Marinaya bağlar bağlamaz ırgatı dağıttık. Önce içerisinden akan yağ ile tiklerin canına okuduk.

 Sonra dişlilerin bayağı bir zorlandığını, yer yer yendiğini farkettik. Dahası zincir makarası ve pimi neredeyse dağılmış, ucu ucuna duruyor üzerinde.

Anlaşılan bizim ilkyardım ekibindeki genç arkadaş abuk bir açıyla demiri almaya çalışmış ve ırgatı bayağı da bir zorlamış. O da kendi çapında iyilik yapmaya çalışırken okkalı bir gol attı, iyi mi.

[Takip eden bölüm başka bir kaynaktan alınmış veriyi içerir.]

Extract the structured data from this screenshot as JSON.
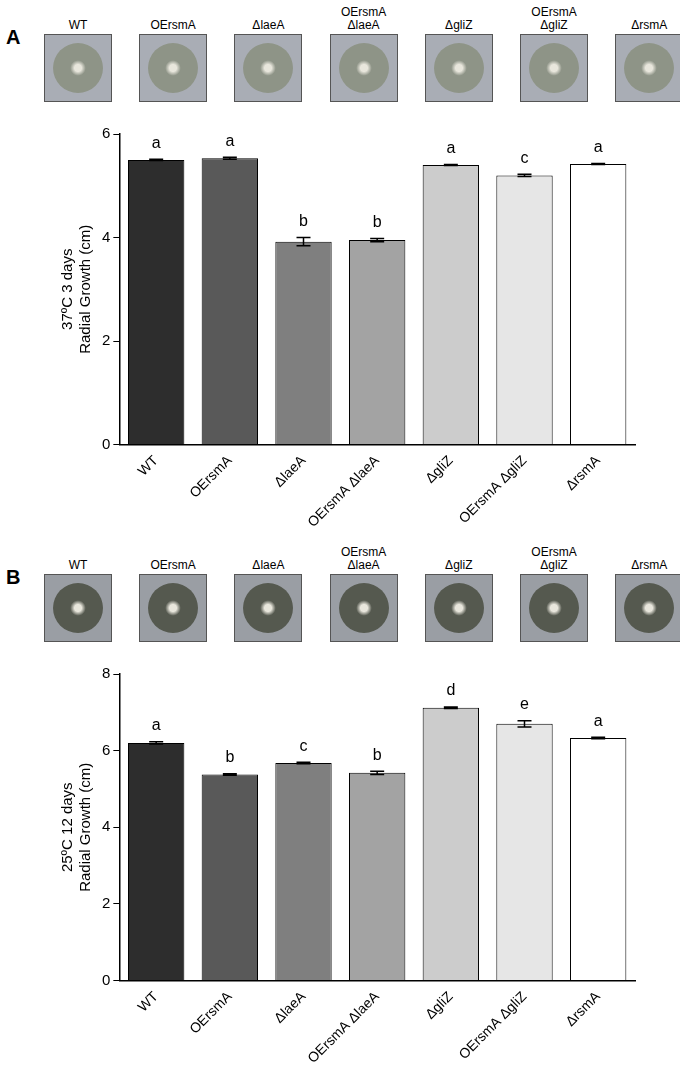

Bundan sonra benden sonra demir atıp, dibime girenin vay haline. Kıpırdarsam diyeyim, gerisini siz anlayın. Parçalansın kayıkları anasını satayım. Bu nasıl bir düşüncesizlik, nasıl bir görgüsüzlük. Adamın lakayıtlığı bana saatlere ve bir ton paraya mal oldu. Denizlerde çoğalalım mı diyordu Böke; aman diyeyim. Mümkünse azalalım. Böyle giderse en azından ben eksileceğim denizlerden. Yoruldum artık bu alarga tekne işinden de, angut tekne sahiplerinden de, abuk subuk bağlama, karalama fiyatlarından da…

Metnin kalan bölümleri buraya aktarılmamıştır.